El segundo riesgo surge por el ahorro de energía de nuestro cerebro. Nuestra masa gris está programada para ahorrar esfuerzo, pesa el 2% de nuestro cuerpo, pero consume más del 20% de la energía diaria. Por dicho motivo, solemos evitar ciertos esfuerzos innecesarios y caemos en lo que se conoce como pereza cognitiva. Debido a la pereza dejamos de recordar los números de teléfono o de practicar cálculos mentales si tenemos agendas o calculadoras en nuestros móviles. También por la pereza, cuando nos enfrentamos a alguna duda, tenemos la tendencia inconsciente de buscar una solución rápida para reducir la incomodidad, según investigadores de la Universidad de Texas, tras analizar la frecuencia con la que los alumnos repasaban los resultados de sus exámenes antes de entregarlos. Pues bien, con este punto de partida natural, no es de extrañar que la IA acentúe la pereza cognitiva y comience a debilitar nuestra memoria a la hora de recordar información.

Por último, y relacionado con el punto anterior, el tercer riesgo inconsciente puede que sea el más preocupante de todos: las actividades cerebrales que “sacrificamos” más allá de la memoria. En un reciente experimento realizado por el MIT se midió la actividad de 32 zonas cerebrales de voluntarios que escribían ensayos sobre la filantropía a lo largo de cuatro sesiones y contando con diferentes recursos. El primer grupo no tenía ningún tipo de ayuda; el segundo solo podía apoyarse en buscadores tipo Google, y el tercero podía utilizar ChatGPT. Pues bien, pasadas las sesiones descubrieron que el tercer grupo registraba menor actividad cerebral, menor memoria sobre lo que había escrito y una escasa sensación de autoría, comparado con el resto de grupos, especialmente con el primero. O como recogieron los propios investigadores, los grupos que usaron la IA “presentaron un rendimiento constantemente inferior al nivel neuronal, lingüístico y conductual”. Pero lo que es peor, el último ensayo que los voluntarios debían escribir tenía que ser una compilación de los tres anteriores y, en este caso, se les pidió cambiar de recursos. Quienes habían utilizado la IA pasaron a apoyarse solo en sus reflexiones, y así sucesivamente. Lo que se descubrió fue que el grupo que había usado inicialmente ChatGPT mantenía la escasa actividad mental, aun cuando ya no disponían de él. Dicho fenómeno se conoce como “deuda cognitiva”, es decir, un uso intenso de la IA puede aportar un beneficio a corto plazo, pero a costa de un deterioro en el aprendizaje, la capacidad para formar ideas complejas, la creatividad, la motivación o la conexión profunda con lo aprendido, entre otros.

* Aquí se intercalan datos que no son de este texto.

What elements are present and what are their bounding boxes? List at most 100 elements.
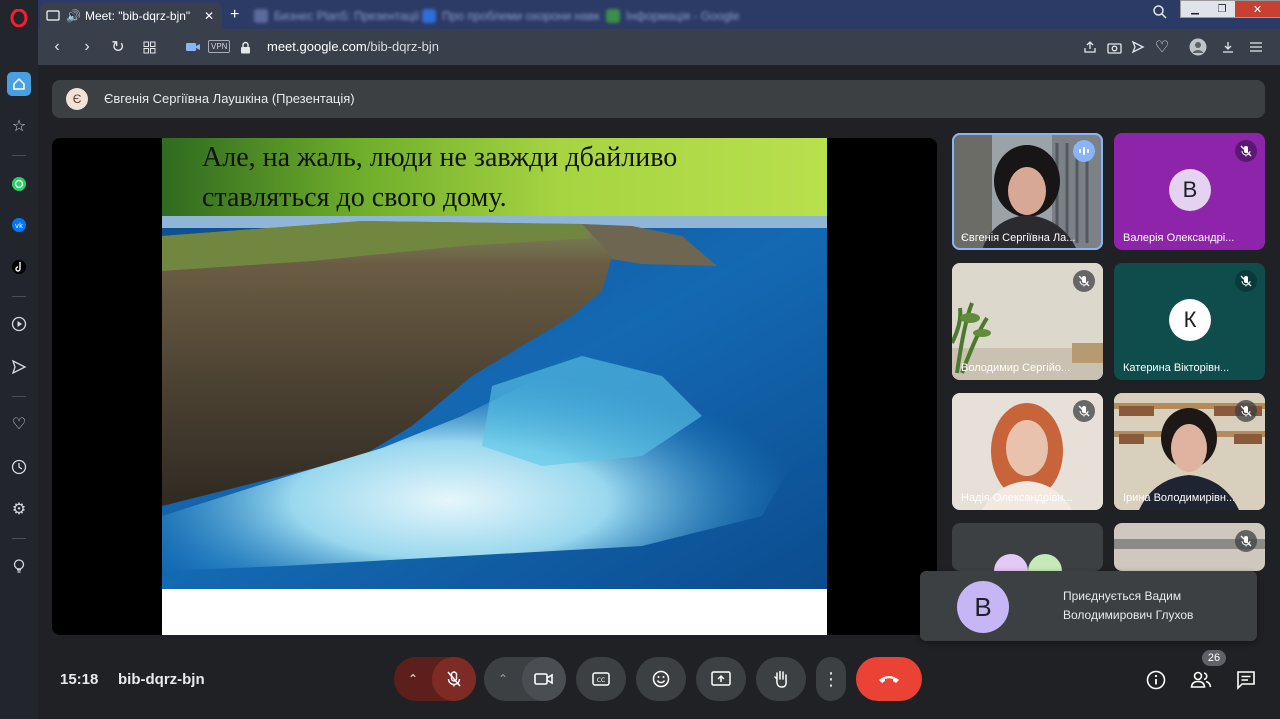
sidebar-divider xyxy=(12,396,26,397)
url-field[interactable]: meet.google.com/bib-dqrz-bjn xyxy=(267,39,439,54)
tabs-grid-icon[interactable] xyxy=(139,37,159,57)
tab-meet[interactable]: 🔊 Meet: "bib-dqrz-bjn" ✕ xyxy=(40,3,222,29)
snapshot-icon[interactable] xyxy=(1104,37,1124,57)
close-tab-icon[interactable]: ✕ xyxy=(204,9,214,23)
join-notification-text: Приєднується Вадим Володимирович Глухов xyxy=(1063,589,1194,622)
maximize-button[interactable]: ❐ xyxy=(1209,1,1235,17)
people-button[interactable] xyxy=(1189,668,1213,692)
sidebar-divider xyxy=(12,538,26,539)
back-icon[interactable]: ‹ xyxy=(47,37,67,57)
profile-icon[interactable] xyxy=(1188,37,1208,57)
presenter-bar: Є Євгенія Сергіївна Лаушкіна (Презентаці… xyxy=(52,80,1265,118)
search-icon[interactable] xyxy=(1152,4,1168,24)
url-path: /bib-dqrz-bjn xyxy=(366,39,439,54)
tab-title: Про проблеми охорони навколишнього xyxy=(442,9,600,23)
whatsapp-icon[interactable] xyxy=(7,172,31,196)
join-notification: В Приєднується Вадим Володимирович Глухо… xyxy=(920,571,1257,641)
forward-icon[interactable]: › xyxy=(77,37,97,57)
participant-avatar xyxy=(1028,554,1062,571)
opera-sidebar: ☆ vk ♡ ⚙ xyxy=(0,0,38,719)
camera-in-use-icon[interactable] xyxy=(183,37,203,57)
lock-icon[interactable] xyxy=(235,37,255,57)
sidebar-divider xyxy=(12,296,26,297)
send-page-icon[interactable] xyxy=(1128,37,1148,57)
speaking-indicator-icon xyxy=(1073,140,1095,162)
participant-tile[interactable]: В Валерія Олександрі... xyxy=(1114,133,1265,250)
vpn-badge[interactable]: VPN xyxy=(208,40,231,53)
participant-tile[interactable] xyxy=(1114,523,1265,571)
lightbulb-icon[interactable] xyxy=(7,554,31,578)
url-domain: meet.google.com xyxy=(267,39,367,54)
settings-icon[interactable]: ⚙ xyxy=(7,497,31,521)
tiktok-icon[interactable] xyxy=(7,255,31,279)
participant-tile[interactable]: Володимир Сергійо... xyxy=(952,263,1103,380)
meeting-code: bib-dqrz-bjn xyxy=(118,671,205,688)
vk-icon[interactable]: vk xyxy=(7,213,31,237)
meeting-details-button[interactable] xyxy=(1144,668,1168,692)
presenter-label: Євгенія Сергіївна Лаушкіна (Презентація) xyxy=(104,91,355,106)
participant-name: Валерія Олександрі... xyxy=(1123,232,1235,244)
participant-tile[interactable]: Євгенія Сергіївна Ла... xyxy=(952,133,1103,250)
mic-toggle-button[interactable] xyxy=(432,657,476,701)
camera-toggle-button[interactable] xyxy=(522,657,566,701)
home-icon[interactable] xyxy=(7,72,31,96)
tab-title: Інформація - Google xyxy=(626,9,740,23)
participant-tile[interactable]: Надія Олександрівн... xyxy=(952,393,1103,510)
participant-tile[interactable]: К Катерина Вікторівн... xyxy=(1114,263,1265,380)
participant-tile[interactable] xyxy=(952,523,1103,571)
meeting-time: 15:18 xyxy=(60,671,99,688)
address-bar: ‹ › ↻ VPN meet.google.com/bib-dqrz-bjn ♡ xyxy=(38,29,1280,65)
mic-off-icon xyxy=(1235,270,1257,292)
close-window-button[interactable]: ✕ xyxy=(1235,1,1280,17)
mic-off-icon xyxy=(1073,270,1095,292)
star-icon[interactable]: ☆ xyxy=(7,114,31,138)
svg-text:vk: vk xyxy=(15,222,24,230)
meeting-controls-bar: 15:18 bib-dqrz-bjn ⌃ ⌃ CC ⋮ 26 xyxy=(38,650,1280,719)
share-icon[interactable] xyxy=(1080,37,1100,57)
tab-background-1[interactable]: Бизнес Plan5: Презентації xyxy=(248,3,420,29)
participant-name: Ірина Володимирівн... xyxy=(1123,492,1236,504)
tab-background-3[interactable]: Інформація - Google xyxy=(600,3,780,29)
raise-hand-button[interactable] xyxy=(756,657,806,701)
captions-button[interactable]: CC xyxy=(576,657,626,701)
history-icon[interactable] xyxy=(7,455,31,479)
player-icon[interactable] xyxy=(7,312,31,336)
participant-name: Катерина Вікторівн... xyxy=(1123,362,1230,374)
info-icon xyxy=(1146,670,1166,690)
participant-avatar: В xyxy=(1169,169,1211,211)
camera-icon xyxy=(534,673,553,685)
mic-off-icon xyxy=(1235,530,1257,552)
reactions-button[interactable] xyxy=(636,657,686,701)
bookmark-heart-icon[interactable]: ♡ xyxy=(1152,37,1172,57)
tab-title: Бизнес Plan5: Презентації xyxy=(274,9,420,23)
new-tab-icon[interactable]: + xyxy=(230,6,239,24)
participant-name: Надія Олександрівн... xyxy=(961,492,1073,504)
mic-off-icon xyxy=(1073,400,1095,422)
reload-icon[interactable]: ↻ xyxy=(108,37,128,57)
chat-button[interactable] xyxy=(1234,668,1258,692)
participant-avatar xyxy=(994,554,1028,571)
heart-icon[interactable]: ♡ xyxy=(7,412,31,436)
opera-logo-icon[interactable] xyxy=(7,6,31,30)
participant-tile[interactable]: Ірина Володимирівн... xyxy=(1114,393,1265,510)
tab-background-2[interactable]: Про проблеми охорони навколишнього xyxy=(416,3,600,29)
tab-favicon-icon xyxy=(606,9,620,23)
people-icon xyxy=(1190,671,1212,688)
presentation-stage[interactable]: Але, на жаль, люди не завжди дбайливо ст… xyxy=(52,138,937,635)
mic-off-icon xyxy=(1235,400,1257,422)
speaker-icon[interactable]: 🔊 xyxy=(66,9,81,23)
tab-title: Meet: "bib-dqrz-bjn" xyxy=(84,9,191,23)
people-count-badge: 26 xyxy=(1202,650,1226,666)
send-icon[interactable] xyxy=(7,355,31,379)
joining-avatar: В xyxy=(957,581,1009,633)
download-icon[interactable] xyxy=(1218,37,1238,57)
presenter-avatar: Є xyxy=(66,88,88,110)
minimize-button[interactable]: ▁ xyxy=(1181,1,1209,17)
easy-setup-icon[interactable] xyxy=(1246,37,1266,57)
sidebar-divider xyxy=(12,155,26,156)
present-screen-button[interactable] xyxy=(696,657,746,701)
slide-text: Але, на жаль, люди не завжди дбайливо ст… xyxy=(202,142,678,213)
leave-call-button[interactable] xyxy=(856,657,922,701)
mic-off-icon xyxy=(447,671,461,687)
more-options-button[interactable]: ⋮ xyxy=(816,657,846,701)
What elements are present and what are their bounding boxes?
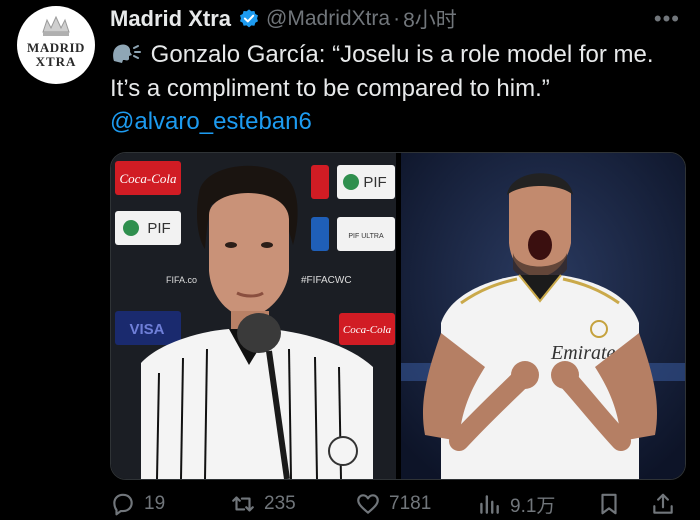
mention-link[interactable]: @alvaro_esteban6 — [110, 108, 312, 136]
views-button[interactable]: 9.1万 — [476, 488, 555, 520]
repost-count: 235 — [264, 493, 296, 514]
brand-ultra: PIF ULTRA — [348, 233, 384, 240]
more-icon[interactable]: ••• — [654, 6, 680, 32]
brand-pif-2: PIF — [147, 220, 170, 237]
action-bar: 19 235 7181 9.1万 — [110, 488, 690, 520]
brand-cocacola-1: Coca-Cola — [119, 171, 177, 186]
verified-badge-icon — [240, 9, 259, 28]
account-name[interactable]: Madrid Xtra — [110, 6, 231, 32]
avatar-text-line2: XTRA — [35, 54, 77, 69]
reply-icon — [113, 493, 133, 516]
like-count: 7181 — [389, 493, 432, 514]
share-icon — [653, 493, 673, 514]
repost-icon — [232, 496, 254, 512]
reply-count: 19 — [144, 493, 166, 514]
views-icon — [480, 495, 499, 514]
bookmark-icon — [601, 493, 617, 515]
views-count: 9.1万 — [510, 495, 556, 517]
share-button[interactable] — [650, 488, 684, 520]
like-button[interactable]: 7181 — [355, 488, 431, 520]
avatar[interactable]: MADRID XTRA — [17, 6, 95, 84]
tweet-body: Gonzalo García: “Joselu is a role model … — [110, 41, 654, 102]
brand-cocacola-2: Coca-Cola — [343, 324, 392, 336]
media-grid[interactable]: Coca-Cola PIF PIF PIF ULTRA FIFA.co #FIF… — [110, 152, 686, 480]
like-icon — [357, 494, 379, 514]
brand-fifa-co: FIFA.co — [166, 275, 197, 285]
tweet-header: Madrid Xtra @MadridXtra · 8小时 — [110, 5, 457, 33]
speaking-head-icon — [113, 44, 141, 63]
repost-button[interactable]: 235 — [230, 488, 296, 520]
brand-visa: VISA — [129, 321, 164, 338]
separator-dot: · — [393, 7, 401, 30]
brand-pif-1: PIF — [363, 174, 386, 191]
photo-joselu[interactable]: Emirates — [401, 153, 685, 479]
account-handle[interactable]: @MadridXtra — [266, 7, 390, 31]
reply-button[interactable]: 19 — [110, 488, 165, 520]
brand-fifacwc: #FIFACWC — [301, 275, 352, 286]
tweet-text: Gonzalo García: “Joselu is a role model … — [110, 38, 680, 106]
tweet-time[interactable]: 8小时 — [403, 4, 457, 34]
bookmark-button[interactable] — [596, 488, 630, 520]
photo-gonzalo-garcia[interactable]: Coca-Cola PIF PIF PIF ULTRA FIFA.co #FIF… — [111, 153, 396, 479]
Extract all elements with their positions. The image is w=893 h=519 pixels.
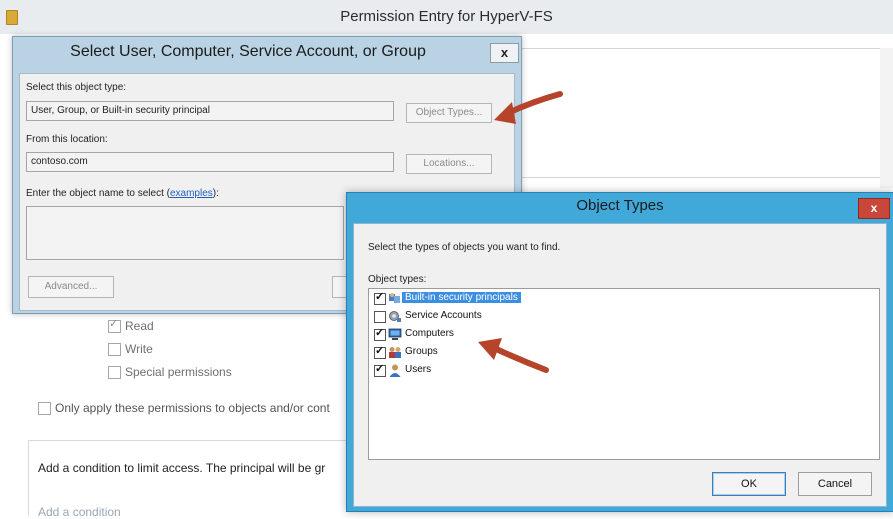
groups-icon	[389, 347, 401, 358]
groups-label: Groups	[405, 346, 438, 357]
computers-label: Computers	[405, 328, 454, 339]
object-types-body: Select the types of objects you want to …	[353, 223, 887, 507]
examples-link[interactable]: examples	[170, 188, 213, 199]
object-types-close-button[interactable]: x	[858, 198, 890, 219]
scrollbar[interactable]	[880, 48, 893, 188]
principal-panel	[518, 48, 882, 178]
object-types-button[interactable]: Object Types...	[406, 103, 492, 123]
special-permissions-checkbox[interactable]	[108, 366, 121, 379]
object-type-label: Select this object type:	[26, 82, 127, 93]
users-label: Users	[405, 364, 432, 375]
service-accounts-checkbox[interactable]	[374, 311, 386, 323]
object-type-item-groups[interactable]: Groups	[369, 344, 769, 361]
object-types-dialog: Object Types x Select the types of objec…	[346, 192, 893, 512]
condition-text: Add a condition to limit access. The pri…	[38, 461, 326, 475]
advanced-button[interactable]: Advanced...	[28, 276, 114, 298]
object-types-instruction: Select the types of objects you want to …	[368, 242, 561, 253]
object-type-field: User, Group, or Built-in security princi…	[26, 101, 394, 121]
annotation-arrow-computers	[478, 338, 549, 373]
write-checkbox[interactable]	[108, 343, 121, 356]
groups-checkbox[interactable]	[374, 344, 386, 359]
locations-button[interactable]: Locations...	[406, 154, 492, 174]
service-accounts-label: Service Accounts	[405, 310, 482, 321]
write-label: Write	[125, 342, 153, 356]
location-field: contoso.com	[26, 152, 394, 172]
annotation-arrow-object-types	[494, 91, 563, 124]
read-checkbox[interactable]	[108, 317, 121, 333]
add-condition-link[interactable]: Add a condition	[38, 505, 121, 519]
select-dialog-close-button[interactable]: x	[490, 43, 519, 63]
apply-only-checkbox[interactable]	[38, 402, 51, 415]
security-principals-icon	[389, 293, 400, 303]
computers-checkbox[interactable]	[374, 326, 386, 341]
apply-only-label: Only apply these permissions to objects …	[55, 401, 330, 415]
select-dialog-title: Select User, Computer, Service Account, …	[70, 43, 426, 60]
service-accounts-icon	[389, 311, 401, 322]
object-types-list[interactable]: Built-in security principals Service Acc…	[368, 288, 880, 460]
special-permissions-label: Special permissions	[125, 365, 232, 379]
builtin-label: Built-in security principals	[402, 292, 521, 303]
object-type-item-users[interactable]: Users	[369, 362, 769, 379]
object-types-title: Object Types	[576, 197, 664, 214]
object-name-input[interactable]	[26, 206, 344, 260]
object-type-item-builtin[interactable]: Built-in security principals	[369, 290, 769, 307]
location-label: From this location:	[26, 134, 108, 145]
builtin-checkbox[interactable]	[374, 290, 386, 305]
object-type-item-service-accounts[interactable]: Service Accounts	[369, 309, 769, 325]
ok-button[interactable]: OK	[712, 472, 786, 496]
enter-name-label: Enter the object name to select (example…	[26, 188, 219, 199]
object-types-list-label: Object types:	[368, 274, 427, 285]
read-label: Read	[125, 319, 154, 333]
user-icon	[389, 364, 401, 377]
permission-entry-title: Permission Entry for HyperV-FS	[340, 8, 553, 25]
object-type-item-computers[interactable]: Computers	[369, 326, 769, 343]
cancel-button[interactable]: Cancel	[798, 472, 872, 496]
computer-icon	[388, 328, 402, 340]
users-checkbox[interactable]	[374, 362, 386, 377]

Las tres dificultades anteriores nos advierten de algo importante: con la IA corremos el riesgo de volvernos cada vez más dependientes y de tener un menor esfuerzo mental en nuestras actividades diarias. Además, sabemos que el cerebro, en su eficiencia, tiende a debilitar las funciones que no ejercita. Por ello, necesitamos entrenar el pensamiento crítico, hacer un uso consciente y limitado de la inteligencia artificial, convertirla en una entrenadora y no en una muleta que pudiera sustituir gran parte de nuestros procesos mentales. Hemos de cuestionar los resultados que nos ofrece dicha tecnología basándose en nuestra experiencia o la de otras fuentes, utilizarla como un sparring mental, pero no convertirla en un atajo que comprometa nuestro aprendizaje o en un oráculo que todo se lo sabe.